Alternaria alternata Mycotoxins Activate the Aryl Hydrocarbon Receptor and Nrf2-ARE Pathway to Alter the Structure and Immune Response of Colon Epithelial Cells

After ingestion of food commodities, the gastrointestinal tract (GIT) poses the first barrier against xenobiotics and pathogens. Therefore, it is regularly confronted with external stressors potentially affecting the inflammatory response and the epithelial barrier. Alternaria mycotoxins such as alternariol (AOH) and altertoxin II (ATX-II) are frequently occurring food and feed contaminants that are described for their immunomodulatory capacities. Hence, this study aimed at exploring the effect of AOH and ATX-II as single compounds or binary mixtures on the immune response and epithelial homeostasis in noncancerous colon epithelial cells HCEC-1CT. Both toxins suppressed mRNA levels of proinflammatory mediators interleukin-8 (IL-8), tumor necrosis factor α (TNF-α), and secretion of IL-8, as well as mRNA levels of the matrix metallopeptidase 2 (MMP-2). Binary combinations of AOH and ATX-II reduced the response of the single toxins. Additionally, AOH and ATX-II modified immunolocalization of transmembrane proteins such as integrin β1, zona occludens 1 (ZO-1), claudin 4 (Cldn 4), and occludin (Ocln), which support colonic tissue homeostasis and intestinal barrier function. Moreover, the cellular distribution of ZO-1 was affected by ATX-II. Mechanistically, these effects could be traced back to the involvement of several transcription factors.
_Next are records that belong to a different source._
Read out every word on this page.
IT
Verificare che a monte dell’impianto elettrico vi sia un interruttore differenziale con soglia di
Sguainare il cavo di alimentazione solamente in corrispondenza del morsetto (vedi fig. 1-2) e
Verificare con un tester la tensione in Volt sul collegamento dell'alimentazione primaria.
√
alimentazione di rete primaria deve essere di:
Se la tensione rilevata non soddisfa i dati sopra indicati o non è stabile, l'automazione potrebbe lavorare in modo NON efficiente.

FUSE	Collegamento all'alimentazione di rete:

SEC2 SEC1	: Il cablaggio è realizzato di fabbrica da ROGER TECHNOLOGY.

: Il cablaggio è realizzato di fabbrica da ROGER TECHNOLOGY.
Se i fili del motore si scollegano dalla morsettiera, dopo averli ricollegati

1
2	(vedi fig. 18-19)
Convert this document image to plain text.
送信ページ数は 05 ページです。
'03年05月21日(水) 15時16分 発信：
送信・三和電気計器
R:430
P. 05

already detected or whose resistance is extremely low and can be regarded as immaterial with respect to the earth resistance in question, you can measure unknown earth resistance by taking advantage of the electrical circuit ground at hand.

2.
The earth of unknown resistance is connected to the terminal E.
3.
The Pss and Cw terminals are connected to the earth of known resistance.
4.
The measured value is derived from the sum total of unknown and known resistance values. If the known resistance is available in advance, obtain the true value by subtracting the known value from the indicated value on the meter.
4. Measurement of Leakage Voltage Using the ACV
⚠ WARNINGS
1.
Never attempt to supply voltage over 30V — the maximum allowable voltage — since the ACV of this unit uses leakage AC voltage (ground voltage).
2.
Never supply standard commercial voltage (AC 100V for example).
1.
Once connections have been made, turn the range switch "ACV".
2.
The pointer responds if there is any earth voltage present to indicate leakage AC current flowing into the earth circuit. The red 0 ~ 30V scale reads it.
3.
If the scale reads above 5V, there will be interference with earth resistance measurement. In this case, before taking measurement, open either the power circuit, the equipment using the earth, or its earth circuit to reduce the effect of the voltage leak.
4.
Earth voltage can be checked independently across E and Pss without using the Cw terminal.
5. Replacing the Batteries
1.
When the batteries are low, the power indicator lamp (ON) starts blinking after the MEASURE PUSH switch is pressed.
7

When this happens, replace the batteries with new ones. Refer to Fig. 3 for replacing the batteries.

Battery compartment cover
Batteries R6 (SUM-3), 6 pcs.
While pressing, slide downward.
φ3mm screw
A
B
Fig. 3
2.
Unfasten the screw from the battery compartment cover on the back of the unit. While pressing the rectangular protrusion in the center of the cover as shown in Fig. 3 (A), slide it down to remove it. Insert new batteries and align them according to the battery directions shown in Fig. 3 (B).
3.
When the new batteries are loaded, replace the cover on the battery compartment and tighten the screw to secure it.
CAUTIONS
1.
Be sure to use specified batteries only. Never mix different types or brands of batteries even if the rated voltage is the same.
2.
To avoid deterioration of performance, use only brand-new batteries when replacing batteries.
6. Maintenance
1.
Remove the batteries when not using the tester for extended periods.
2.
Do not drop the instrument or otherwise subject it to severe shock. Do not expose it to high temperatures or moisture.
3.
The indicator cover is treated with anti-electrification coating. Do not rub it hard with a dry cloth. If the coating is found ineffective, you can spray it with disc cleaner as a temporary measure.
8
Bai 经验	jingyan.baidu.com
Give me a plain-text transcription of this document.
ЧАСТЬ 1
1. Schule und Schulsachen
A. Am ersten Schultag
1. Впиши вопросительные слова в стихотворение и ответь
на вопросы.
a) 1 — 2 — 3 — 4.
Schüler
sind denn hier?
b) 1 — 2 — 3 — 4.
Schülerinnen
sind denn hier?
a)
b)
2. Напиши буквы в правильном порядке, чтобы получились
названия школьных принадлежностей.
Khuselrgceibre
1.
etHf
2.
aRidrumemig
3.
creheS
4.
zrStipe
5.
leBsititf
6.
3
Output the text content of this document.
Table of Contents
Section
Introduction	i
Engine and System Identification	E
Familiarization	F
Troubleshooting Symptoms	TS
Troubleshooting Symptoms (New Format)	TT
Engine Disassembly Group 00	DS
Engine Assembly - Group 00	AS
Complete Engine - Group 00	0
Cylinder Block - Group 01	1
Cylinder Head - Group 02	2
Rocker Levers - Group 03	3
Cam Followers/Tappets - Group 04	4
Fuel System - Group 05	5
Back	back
AOH activated the nuclear translocation of the aryl hydrocarbon receptor (AhR) and the nuclear factor erythroid 2-related factor 2 (Nrf2), governing cell metabolic competence and structural integrity. This was accompanied by altered distribution of the NF-κB p65 protein, an important regulator of inflammatory response. ATX-II also induced AhR and Nrf2 translocation, albeit failing to substantiate the effect of AOH on the colonic epithelium. Hence, both toxins coherently repress the intestinal immune response on the cytokine transcriptional and protein levels. Furthermore, both mycotoxins affected the colonic epithelial integrity by altering the cell architecture.